I’ve gathered my texts and I’m beginning to see some themes rising to the surface. The general research areas will be:
- While the term “fundamentalist” and the movement fundamentalism has fallen into disrepute and disrepair, the rhetorical form of fundamentalism is alive and well. In other words, romantic sectarianism continues. Nothing’s changed. Oh sure, some may drink alcohol or have hip music, but the rhetoric of the Christian life is identical to the BJU expression of romantic separation.
- Essentializing terms such as “biblicist,” “biblical,” “Bible-based,” “Christ-centered,” “Gospel-centered,” “Sacred,” even “Reformed” still identify and divide and perpetuate the same drama of romantic tragedy as did the essentializing term of “fundamentalism.”
- Even while criticizing Keswick/Dispensational/Pentecostal versions of soteriology, conservative Evangelicals reserve this identical containment drama for their prescriptive discourses for women and children. While they make fun of “decisionism” or “easy-believe-ism,” they perpetuate it in a “hard believe-ism.”

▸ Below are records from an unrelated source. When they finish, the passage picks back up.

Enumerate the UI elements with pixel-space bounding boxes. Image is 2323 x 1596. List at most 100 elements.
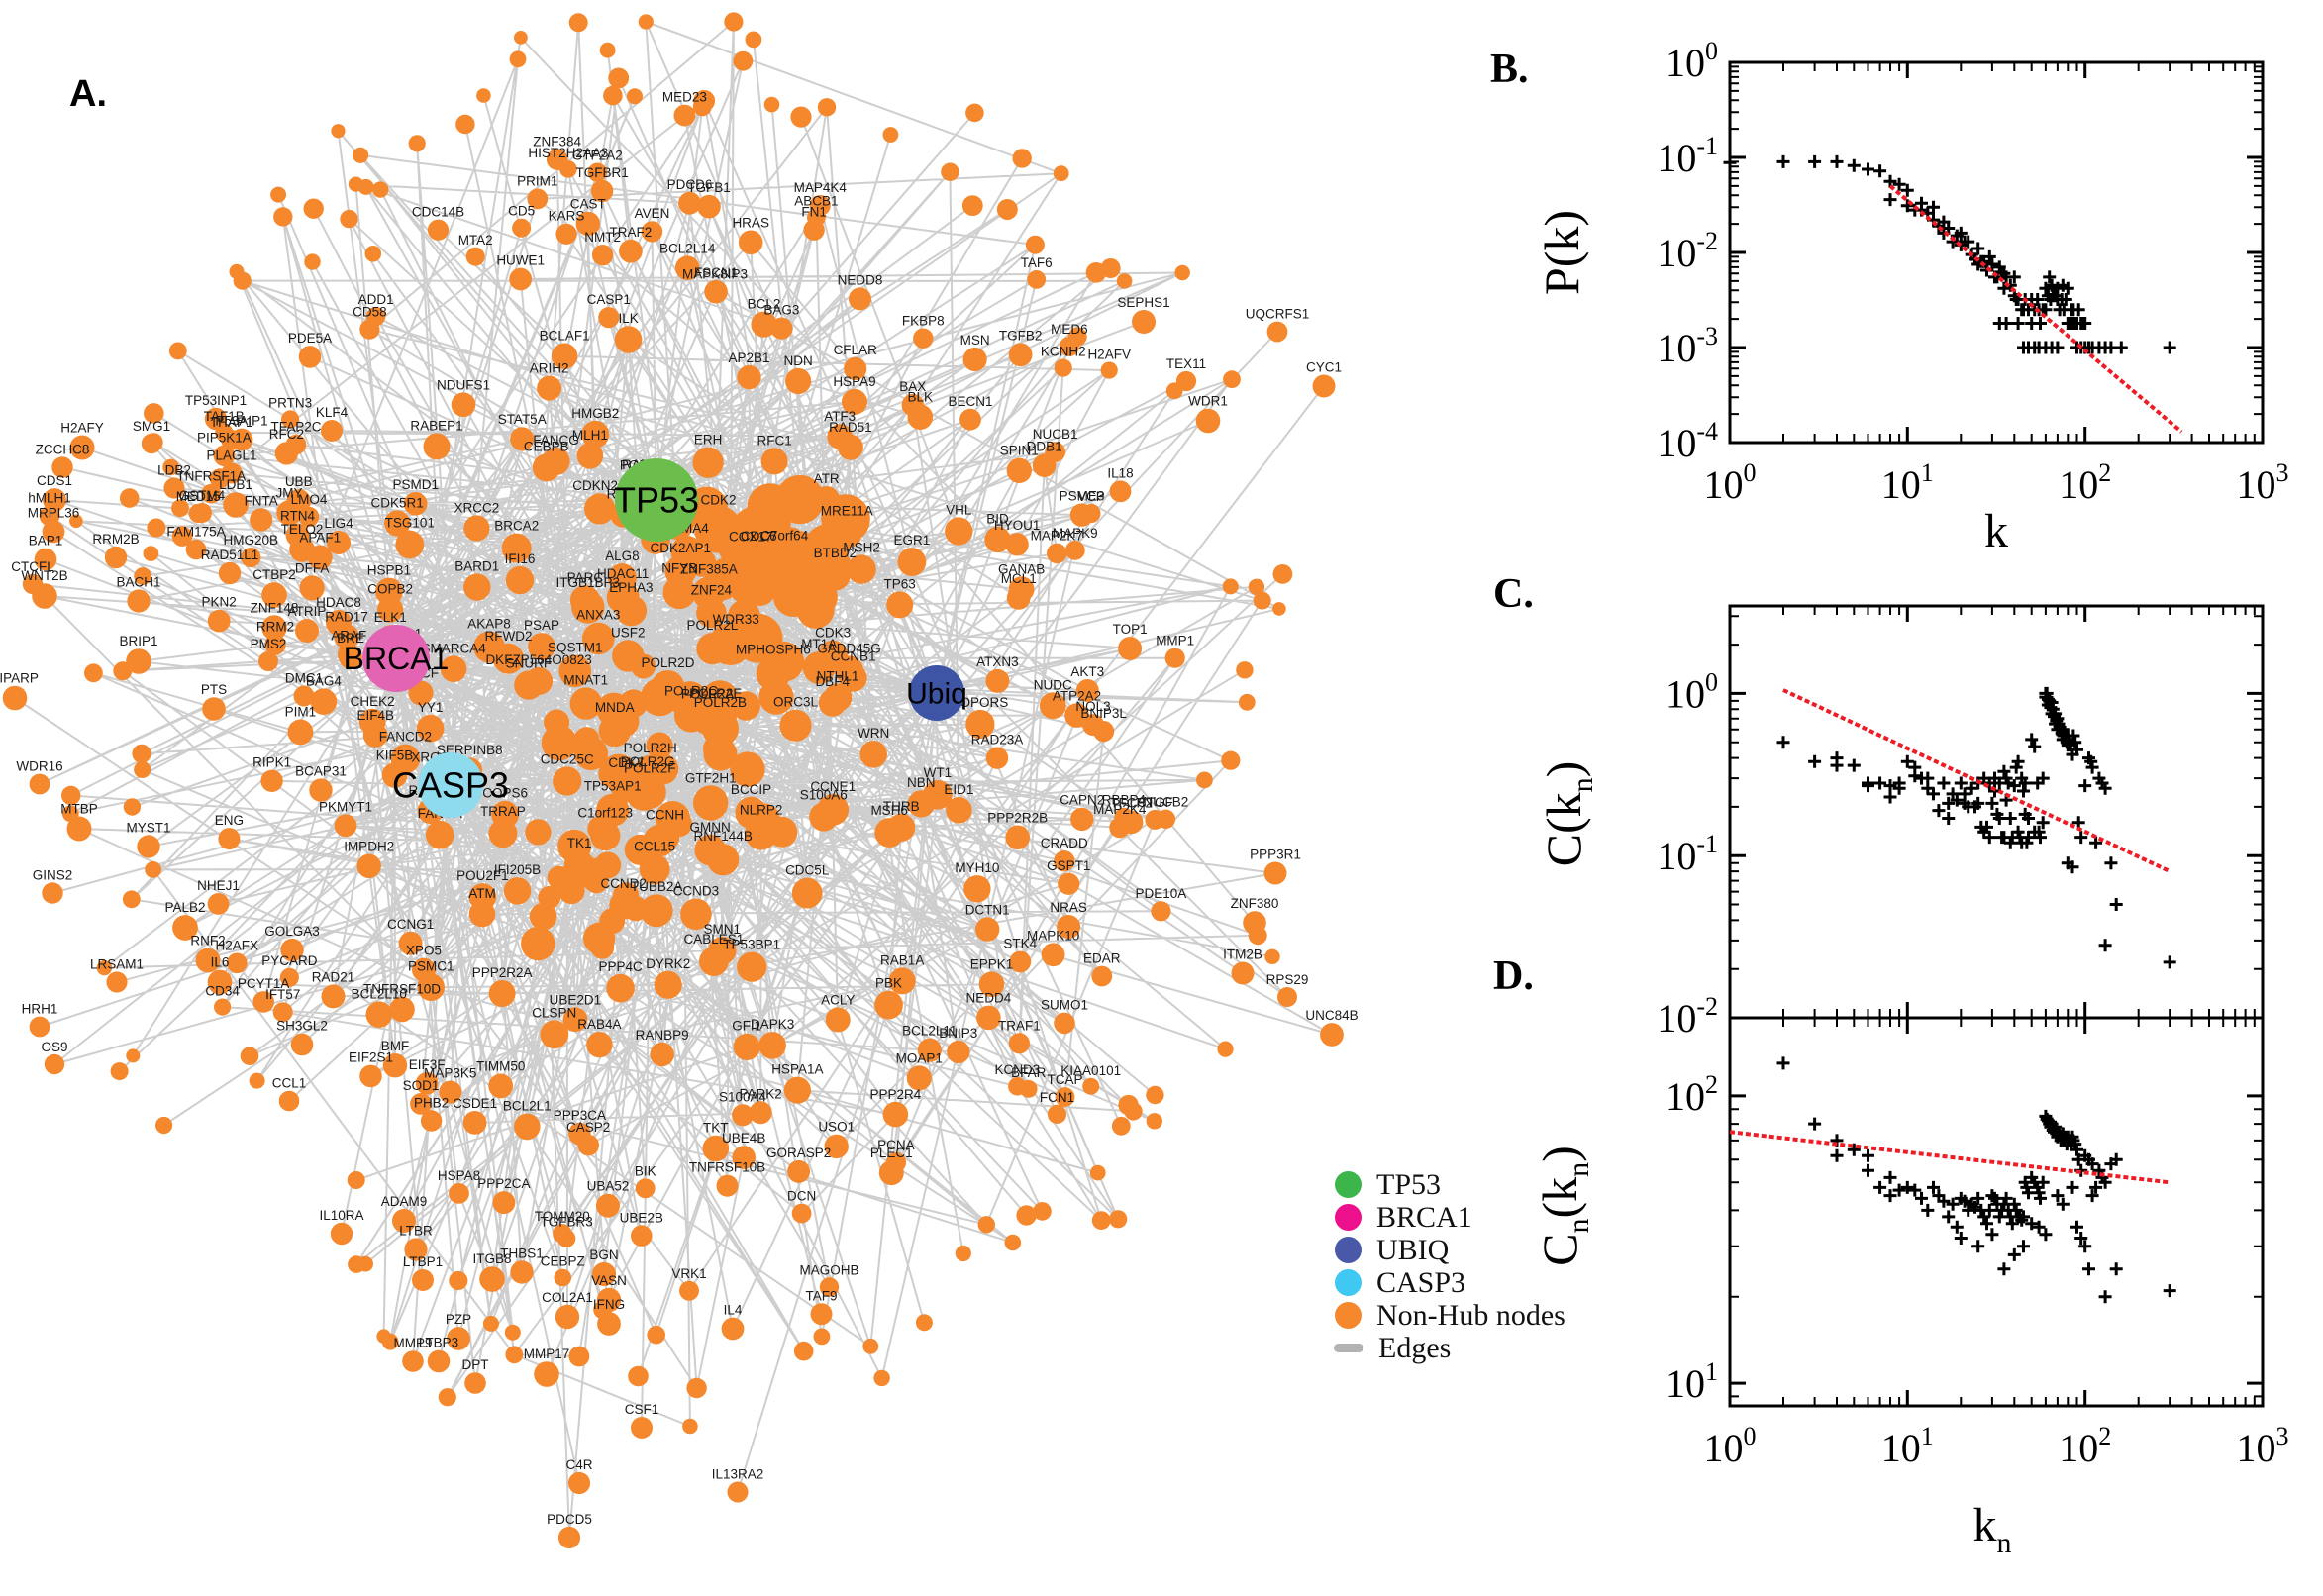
network-node: [439, 1080, 462, 1104]
network-node: [596, 1193, 620, 1218]
network-node: [449, 1270, 468, 1291]
network-node-label: AVEN: [635, 206, 670, 221]
network-node: [598, 307, 620, 329]
network-node-label: ZNF384: [533, 134, 581, 149]
network-node: [1236, 661, 1254, 679]
legend-item-label: TP53: [1376, 1167, 1442, 1201]
network-node-label: CCNE1: [810, 779, 856, 794]
network-node: [172, 915, 198, 941]
network-node-label: CYC1: [1306, 360, 1342, 375]
network-node-label: IFI16: [505, 551, 536, 566]
network-node: [976, 1005, 1001, 1031]
network-node-label: RIPK1: [252, 755, 291, 770]
network-node: [509, 267, 533, 291]
network-node-label: USO1: [818, 1120, 855, 1135]
network-node-label: MNDA: [595, 700, 635, 715]
network-node-label: PRIM1: [517, 174, 557, 189]
network-node-label: KIAA0101: [1060, 1063, 1121, 1078]
network-node: [258, 651, 278, 671]
network-node: [309, 778, 333, 802]
network-node: [1054, 850, 1075, 872]
legend-item: Edges: [1334, 1332, 1566, 1364]
network-node-label: ATXN3: [976, 654, 1019, 669]
network-node-label: CDC14B: [412, 205, 464, 220]
network-node: [749, 1101, 772, 1125]
network-node-label: BNIP3: [939, 1026, 977, 1041]
network-node-label: MAP3K5: [424, 1066, 476, 1081]
network-node: [842, 388, 867, 415]
network-node-label: BAP1: [29, 534, 63, 549]
network-node: [817, 794, 850, 826]
network-node-label: UBB: [285, 474, 313, 489]
network-node: [862, 1338, 879, 1354]
network-node-label: HDAC11: [597, 566, 649, 581]
network-node-label: PCYT1A: [238, 976, 290, 991]
network-node: [1312, 374, 1336, 398]
network-node: [512, 218, 532, 238]
network-node-label: VRK1: [671, 1266, 706, 1281]
network-node-label: POLR2G: [621, 754, 675, 769]
network-node-labels: POLR2APOLR2BPOLR2CPOLR2DPOLR2EPOLR2FPOLR…: [0, 90, 1359, 1527]
network-node: [1272, 564, 1293, 584]
network-node: [639, 853, 670, 885]
legend-item-label: Non-Hub nodes: [1376, 1298, 1566, 1332]
network-node: [1039, 692, 1066, 720]
network-node-label: FCN1: [1040, 1090, 1074, 1105]
legend-dot-swatch: [1335, 1237, 1362, 1263]
network-node: [700, 701, 732, 733]
network-node: [897, 548, 927, 576]
axis-tick-label: 100: [1666, 37, 1718, 85]
network-node: [455, 114, 475, 135]
network-node: [261, 615, 287, 641]
network-node: [1100, 361, 1118, 379]
network-node-label: MT1A: [801, 637, 837, 651]
network-node: [330, 1222, 354, 1246]
network-node: [402, 1350, 424, 1372]
network-node: [141, 433, 162, 454]
network-node: [410, 1093, 432, 1115]
network-node: [1174, 264, 1190, 281]
network-node: [906, 1065, 932, 1091]
hub-node-brca1: [362, 625, 430, 692]
network-node: [947, 1040, 970, 1064]
network-node: [1221, 750, 1241, 770]
network-node: [977, 1216, 995, 1234]
network-node-label: TFAP2C: [270, 420, 321, 435]
network-node-label: TAF9: [805, 1288, 837, 1303]
network-node-label: TEX11: [1166, 356, 1206, 371]
network-node-label: ARIH2: [530, 361, 569, 376]
network-node-label: BAG3: [763, 303, 799, 318]
network-node: [650, 822, 680, 852]
axis-tick-label: 100: [1666, 667, 1718, 716]
network-node-label: TAF6: [1021, 255, 1053, 270]
network-node-label: COX17: [729, 530, 772, 545]
axis-tick-label: 101: [1881, 1422, 1934, 1470]
network-node-label: MSH6: [870, 803, 908, 818]
network-node-label: TSG101: [385, 516, 435, 531]
network-node-label: MED6: [1051, 322, 1088, 337]
network-node-label: IL4: [724, 1303, 743, 1318]
hub-node-label: Ubiq: [906, 678, 967, 711]
network-node: [415, 1072, 439, 1095]
network-node-label: VHL: [946, 502, 972, 517]
network-node-label: GFI1: [732, 1019, 761, 1034]
plot-frame: [1728, 60, 2265, 445]
network-node: [463, 515, 490, 542]
network-node: [509, 50, 527, 68]
network-node-label: UBE2D1: [550, 992, 602, 1007]
network-node: [145, 861, 162, 878]
network-node: [825, 1007, 851, 1033]
network-node-label: GORASP2: [766, 1146, 831, 1160]
network-node: [817, 98, 837, 117]
network-node-label: BMF: [381, 1039, 410, 1053]
network-node: [408, 135, 426, 152]
network-node: [218, 561, 242, 585]
network-node: [69, 514, 83, 529]
network-node: [364, 245, 382, 262]
network-node: [679, 1280, 699, 1301]
network-node-label: EIF3F: [409, 1057, 446, 1072]
network-node: [859, 741, 887, 768]
network-node-label: EPPK1: [970, 956, 1014, 971]
network-node-label: TNFRSF1A: [176, 469, 246, 484]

- In discourses for women, complementarianism — a theological reaction to the political threat of feminism — articulates a “second blessing” for believing women urging them to simply fulfill their “role” (a relatively recent and hardening term) as women. The exact same theologians that have rejected Keswick theology for themselves endorse it for their women. The complementarian Danvers Statement has risen to the level of a Confession.
- In discourses for parenting, punitive parenting — another theological reaction to some political threat but I’m not sure what exactly yet — has elevated spanking to a “conduit” or “means of grace” for children raised in the Faith. In other words, spanking has become not simply one tool among many, but a biblical command or, worse yet, a sacrament.
- I plan on researching the last 50 years of marriage and parenting advice in conservative Evangelicalism. On the face of it, it seems everything changed in 1970 when James Dobson published Dare to Discipline and Jay Adams published Competent to Counsel. The former was a psychologist talking in theological terms, and the latter was a rhetorician (!!) talking against psychological terms. Both were clear separatists — each shunning worldliness and pagan ways. Dobson is a Nazarene and Adams a Presbyterian (ARP), so a theological contrast appears more stark than it really is. Dobson gets so much attention due to his political aspirations, and Adams gets virtually no attention outside of a particular sliver of conservative Reformed Protestantism. But when it all comes out in the wash, they are virtually identical in their expressions (and their “descendants’ expressions) of Christian living.
I welcome any observations, contributions, criticisms, hunches, or disagreements. Save your ad hominem attacks for your own blog, forum, or dinner table, however. I’ve heard it all before anyway. It’s all old news.